一口食べた途端、意識が飛ぶほどのおいしさでした。
女将さんも驚いた顔をしています。
「あんた……ただの冒険者だと思っていたのに、本当にすごいんだね」
「そうです! ファクルさんは本当にすごいんです!」
「なんで嬢ちゃんがそんなにうれしそうなんだよ」
「ファクルさんが褒められているからですよ! 当たり前じゃないですか!」
「お、おう、そうか。当たり前か」
ファクルさんがむせています。大丈夫でしょうか。心配です。
「この料理ならそう難しくないし、名物になるだろ」
「いいのかい、こんなにうまい料理の作り方を教えてくれて」
「もちろん。何せ勇者様の願いでもあるからな」
ファクルさんがわたしを見て、ニカッと笑いました。

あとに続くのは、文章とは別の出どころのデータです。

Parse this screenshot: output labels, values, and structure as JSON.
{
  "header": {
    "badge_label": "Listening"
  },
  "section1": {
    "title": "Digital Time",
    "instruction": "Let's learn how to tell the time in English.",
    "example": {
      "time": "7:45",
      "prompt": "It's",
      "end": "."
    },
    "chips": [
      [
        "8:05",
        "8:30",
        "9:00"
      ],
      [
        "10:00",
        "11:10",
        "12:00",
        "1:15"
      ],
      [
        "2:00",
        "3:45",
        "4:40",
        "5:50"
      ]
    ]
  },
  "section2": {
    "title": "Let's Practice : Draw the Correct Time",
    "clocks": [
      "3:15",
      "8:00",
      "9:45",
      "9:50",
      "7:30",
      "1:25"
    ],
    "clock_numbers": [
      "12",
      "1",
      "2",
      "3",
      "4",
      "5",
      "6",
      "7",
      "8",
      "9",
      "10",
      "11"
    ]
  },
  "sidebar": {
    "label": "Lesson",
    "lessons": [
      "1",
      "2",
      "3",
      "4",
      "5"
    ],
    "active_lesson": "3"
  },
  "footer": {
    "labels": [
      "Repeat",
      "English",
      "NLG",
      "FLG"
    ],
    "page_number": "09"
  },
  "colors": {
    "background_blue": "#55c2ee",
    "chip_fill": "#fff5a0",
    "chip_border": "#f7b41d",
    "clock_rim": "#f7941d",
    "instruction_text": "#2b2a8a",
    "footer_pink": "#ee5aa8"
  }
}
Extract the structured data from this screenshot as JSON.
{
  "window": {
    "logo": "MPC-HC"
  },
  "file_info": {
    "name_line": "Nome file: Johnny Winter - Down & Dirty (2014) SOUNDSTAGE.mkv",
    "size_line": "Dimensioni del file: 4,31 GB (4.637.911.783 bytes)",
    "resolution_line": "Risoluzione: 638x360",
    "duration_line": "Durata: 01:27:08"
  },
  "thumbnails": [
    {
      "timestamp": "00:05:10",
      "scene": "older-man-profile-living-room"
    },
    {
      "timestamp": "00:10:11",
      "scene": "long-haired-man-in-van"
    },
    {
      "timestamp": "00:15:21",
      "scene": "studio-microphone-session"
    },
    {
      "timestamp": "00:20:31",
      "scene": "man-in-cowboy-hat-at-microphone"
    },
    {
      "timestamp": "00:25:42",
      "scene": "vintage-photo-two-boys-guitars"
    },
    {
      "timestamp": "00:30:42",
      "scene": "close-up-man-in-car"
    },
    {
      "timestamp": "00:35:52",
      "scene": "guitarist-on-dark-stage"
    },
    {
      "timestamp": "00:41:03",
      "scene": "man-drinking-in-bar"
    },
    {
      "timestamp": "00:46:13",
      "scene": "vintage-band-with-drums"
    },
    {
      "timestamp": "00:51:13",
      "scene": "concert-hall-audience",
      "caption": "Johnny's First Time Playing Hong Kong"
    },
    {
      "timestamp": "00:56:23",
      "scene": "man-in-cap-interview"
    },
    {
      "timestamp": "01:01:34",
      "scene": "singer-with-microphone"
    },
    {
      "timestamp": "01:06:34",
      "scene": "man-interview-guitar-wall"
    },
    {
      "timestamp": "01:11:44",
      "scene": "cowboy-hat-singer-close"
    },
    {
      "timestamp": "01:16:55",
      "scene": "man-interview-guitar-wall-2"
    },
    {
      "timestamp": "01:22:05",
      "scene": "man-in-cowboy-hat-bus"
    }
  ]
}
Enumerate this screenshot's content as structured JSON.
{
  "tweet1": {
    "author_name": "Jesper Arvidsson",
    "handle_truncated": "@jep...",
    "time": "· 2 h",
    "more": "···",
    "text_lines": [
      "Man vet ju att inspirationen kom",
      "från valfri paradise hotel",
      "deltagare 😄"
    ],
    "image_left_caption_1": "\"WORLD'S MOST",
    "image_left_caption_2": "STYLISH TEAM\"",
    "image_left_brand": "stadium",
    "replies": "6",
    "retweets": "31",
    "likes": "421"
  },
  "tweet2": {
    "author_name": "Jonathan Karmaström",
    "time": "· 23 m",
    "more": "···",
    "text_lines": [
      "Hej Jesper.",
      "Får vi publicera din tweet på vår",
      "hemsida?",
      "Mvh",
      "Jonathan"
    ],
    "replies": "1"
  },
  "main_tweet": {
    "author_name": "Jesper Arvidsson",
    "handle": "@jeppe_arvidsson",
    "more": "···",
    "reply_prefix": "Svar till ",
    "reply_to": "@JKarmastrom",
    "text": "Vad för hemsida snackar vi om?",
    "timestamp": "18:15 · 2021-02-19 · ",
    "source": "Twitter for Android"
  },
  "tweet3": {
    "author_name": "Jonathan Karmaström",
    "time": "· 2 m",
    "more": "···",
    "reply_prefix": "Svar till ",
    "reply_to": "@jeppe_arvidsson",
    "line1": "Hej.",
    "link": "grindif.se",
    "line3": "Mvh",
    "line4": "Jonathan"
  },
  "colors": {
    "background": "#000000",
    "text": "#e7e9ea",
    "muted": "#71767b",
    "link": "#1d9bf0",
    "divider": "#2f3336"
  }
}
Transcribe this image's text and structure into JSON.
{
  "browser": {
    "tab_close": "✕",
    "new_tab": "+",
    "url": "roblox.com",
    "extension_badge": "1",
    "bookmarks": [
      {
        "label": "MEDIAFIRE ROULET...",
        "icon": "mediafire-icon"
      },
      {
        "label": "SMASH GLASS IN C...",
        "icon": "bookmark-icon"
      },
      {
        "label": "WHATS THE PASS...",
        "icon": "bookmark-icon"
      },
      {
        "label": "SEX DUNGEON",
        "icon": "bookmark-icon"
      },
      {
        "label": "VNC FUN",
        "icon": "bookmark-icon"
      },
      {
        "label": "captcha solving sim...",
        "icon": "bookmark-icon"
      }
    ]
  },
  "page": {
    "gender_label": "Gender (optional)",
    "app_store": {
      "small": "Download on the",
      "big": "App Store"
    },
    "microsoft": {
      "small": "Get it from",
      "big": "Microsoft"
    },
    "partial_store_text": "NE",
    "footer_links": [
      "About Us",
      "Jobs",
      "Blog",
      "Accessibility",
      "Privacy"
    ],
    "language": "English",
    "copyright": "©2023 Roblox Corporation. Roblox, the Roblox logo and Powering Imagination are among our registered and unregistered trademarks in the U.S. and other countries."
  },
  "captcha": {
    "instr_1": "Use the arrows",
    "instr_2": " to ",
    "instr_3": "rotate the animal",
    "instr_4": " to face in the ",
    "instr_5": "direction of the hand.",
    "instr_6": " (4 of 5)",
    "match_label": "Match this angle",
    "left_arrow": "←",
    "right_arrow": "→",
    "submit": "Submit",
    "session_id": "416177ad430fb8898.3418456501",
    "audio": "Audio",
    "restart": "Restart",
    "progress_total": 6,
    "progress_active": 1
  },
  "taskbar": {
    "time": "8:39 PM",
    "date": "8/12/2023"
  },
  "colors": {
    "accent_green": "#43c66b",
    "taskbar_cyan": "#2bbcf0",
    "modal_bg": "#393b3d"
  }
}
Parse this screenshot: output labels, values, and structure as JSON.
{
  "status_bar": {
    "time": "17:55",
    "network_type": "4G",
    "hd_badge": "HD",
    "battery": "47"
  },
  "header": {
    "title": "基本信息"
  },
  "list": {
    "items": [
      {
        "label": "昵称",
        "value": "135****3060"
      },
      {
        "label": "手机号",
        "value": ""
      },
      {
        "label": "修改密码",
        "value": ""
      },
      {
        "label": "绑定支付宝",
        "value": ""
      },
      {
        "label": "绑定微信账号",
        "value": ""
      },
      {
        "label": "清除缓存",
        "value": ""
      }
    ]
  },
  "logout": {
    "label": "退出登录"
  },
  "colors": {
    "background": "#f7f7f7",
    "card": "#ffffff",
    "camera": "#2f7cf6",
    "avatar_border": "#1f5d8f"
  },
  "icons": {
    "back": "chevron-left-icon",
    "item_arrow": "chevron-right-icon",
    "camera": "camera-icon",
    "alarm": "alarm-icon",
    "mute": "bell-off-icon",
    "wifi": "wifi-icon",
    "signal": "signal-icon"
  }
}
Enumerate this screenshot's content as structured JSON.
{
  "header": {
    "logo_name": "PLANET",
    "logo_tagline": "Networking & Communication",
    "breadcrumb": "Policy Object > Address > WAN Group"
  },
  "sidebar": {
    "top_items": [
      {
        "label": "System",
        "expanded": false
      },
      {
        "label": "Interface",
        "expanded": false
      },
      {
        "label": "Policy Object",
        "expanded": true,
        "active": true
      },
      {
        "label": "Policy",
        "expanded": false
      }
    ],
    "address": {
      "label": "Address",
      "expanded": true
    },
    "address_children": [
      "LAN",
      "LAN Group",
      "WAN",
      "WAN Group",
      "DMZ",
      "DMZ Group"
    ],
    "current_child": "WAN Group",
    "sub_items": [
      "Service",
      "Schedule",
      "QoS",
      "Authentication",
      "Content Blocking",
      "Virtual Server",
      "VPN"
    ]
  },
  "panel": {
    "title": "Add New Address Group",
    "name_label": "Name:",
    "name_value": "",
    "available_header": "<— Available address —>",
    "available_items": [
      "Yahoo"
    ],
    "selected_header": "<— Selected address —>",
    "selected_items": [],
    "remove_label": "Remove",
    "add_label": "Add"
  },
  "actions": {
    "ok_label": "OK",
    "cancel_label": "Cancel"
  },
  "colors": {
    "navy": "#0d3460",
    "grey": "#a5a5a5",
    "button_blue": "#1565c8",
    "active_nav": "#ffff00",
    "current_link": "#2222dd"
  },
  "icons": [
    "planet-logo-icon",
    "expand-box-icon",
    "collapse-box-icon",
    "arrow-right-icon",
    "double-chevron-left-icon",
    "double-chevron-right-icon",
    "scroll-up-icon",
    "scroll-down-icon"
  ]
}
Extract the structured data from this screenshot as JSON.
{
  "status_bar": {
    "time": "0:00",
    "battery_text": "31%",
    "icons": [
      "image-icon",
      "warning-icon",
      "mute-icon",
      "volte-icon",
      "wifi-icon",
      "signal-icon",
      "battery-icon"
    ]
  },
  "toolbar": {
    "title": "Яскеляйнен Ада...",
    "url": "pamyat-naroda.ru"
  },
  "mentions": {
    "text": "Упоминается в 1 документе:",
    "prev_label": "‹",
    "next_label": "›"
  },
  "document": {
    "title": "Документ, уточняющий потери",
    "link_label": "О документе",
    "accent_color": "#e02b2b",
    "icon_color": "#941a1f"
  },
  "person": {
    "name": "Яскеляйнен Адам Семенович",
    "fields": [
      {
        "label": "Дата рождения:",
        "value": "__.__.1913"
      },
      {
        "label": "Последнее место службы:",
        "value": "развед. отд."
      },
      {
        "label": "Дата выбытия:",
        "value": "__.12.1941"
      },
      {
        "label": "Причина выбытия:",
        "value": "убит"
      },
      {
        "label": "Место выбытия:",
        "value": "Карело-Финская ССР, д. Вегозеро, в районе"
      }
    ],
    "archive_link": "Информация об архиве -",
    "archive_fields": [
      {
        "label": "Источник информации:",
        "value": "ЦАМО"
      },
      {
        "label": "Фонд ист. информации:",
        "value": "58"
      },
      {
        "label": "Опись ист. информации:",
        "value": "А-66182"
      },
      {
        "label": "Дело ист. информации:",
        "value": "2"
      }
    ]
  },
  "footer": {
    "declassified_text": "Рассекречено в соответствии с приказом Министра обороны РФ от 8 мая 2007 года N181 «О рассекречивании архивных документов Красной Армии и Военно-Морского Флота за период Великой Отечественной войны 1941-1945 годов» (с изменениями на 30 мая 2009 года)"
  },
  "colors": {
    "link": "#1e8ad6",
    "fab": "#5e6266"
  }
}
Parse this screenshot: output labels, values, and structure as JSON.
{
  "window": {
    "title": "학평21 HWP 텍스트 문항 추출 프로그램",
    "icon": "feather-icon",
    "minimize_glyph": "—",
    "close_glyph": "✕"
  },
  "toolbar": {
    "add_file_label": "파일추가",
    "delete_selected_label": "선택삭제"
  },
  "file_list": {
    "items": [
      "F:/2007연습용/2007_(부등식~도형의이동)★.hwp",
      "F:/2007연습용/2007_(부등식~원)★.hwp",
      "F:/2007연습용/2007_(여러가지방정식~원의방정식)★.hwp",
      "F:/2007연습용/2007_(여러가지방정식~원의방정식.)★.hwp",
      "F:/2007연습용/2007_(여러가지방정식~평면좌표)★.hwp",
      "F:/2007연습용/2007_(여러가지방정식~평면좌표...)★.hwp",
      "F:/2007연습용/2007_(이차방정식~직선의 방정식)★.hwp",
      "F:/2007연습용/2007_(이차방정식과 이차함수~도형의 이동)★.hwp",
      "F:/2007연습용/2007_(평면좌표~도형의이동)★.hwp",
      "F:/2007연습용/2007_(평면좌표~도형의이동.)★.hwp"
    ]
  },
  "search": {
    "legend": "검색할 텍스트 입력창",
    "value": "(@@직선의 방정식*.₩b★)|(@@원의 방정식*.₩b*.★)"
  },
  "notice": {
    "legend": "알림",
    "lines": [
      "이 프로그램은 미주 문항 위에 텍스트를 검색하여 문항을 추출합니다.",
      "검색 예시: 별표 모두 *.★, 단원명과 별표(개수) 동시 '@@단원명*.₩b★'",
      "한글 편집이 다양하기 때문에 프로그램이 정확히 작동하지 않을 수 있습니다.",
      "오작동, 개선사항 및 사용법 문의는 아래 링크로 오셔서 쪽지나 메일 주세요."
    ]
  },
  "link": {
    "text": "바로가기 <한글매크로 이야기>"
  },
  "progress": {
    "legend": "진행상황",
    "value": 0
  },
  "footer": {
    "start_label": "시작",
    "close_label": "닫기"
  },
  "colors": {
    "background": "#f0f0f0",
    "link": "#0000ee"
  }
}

胸の奥がドキッとなりました。
それから数日、この町に滞在して、ファクルさんは女将さんにトン汁とカトゥ丼の作り方を教えることになりました。
いい匂いがするとお客さんが集まってきて、わたしとクナントカさんは給仕のお手伝いをしました。
トン汁とカトゥ丼を食べたお客さんはそのおいしさに驚き、近所の人たちにその話をして、その話を聞いたお客さんがやってきて……というしあわせな連鎖が続いて。
お店はクナントカさんの話に聞いていたとおりの賑わいを取り戻しました。
わたしたちのお手伝いはこれで終わりです。
「ありがとう、皆さん。これからもがんばるから。近くに来ることがあったら、ぜひ寄ってね」
「はいっ! 必ず寄ります!」
旅立つわたしたちを、女将さんはいつまでも笑顔で見送ってくれました。
わたしはこの町での出会いを、絶対に忘れません。
また、そんな出会いを作ってくれた人にも感謝しないといけませんね。
「ありがとうございますね、クナントカさん」
「アルアクルさんにお礼を言われた! 結婚してください!」
「ごめんなさいそれは絶対に無理です」
「わかってました!」
こんなふうに断ってもすっごい笑顔を浮かべるなんて、クナントカさんは変な人ですね。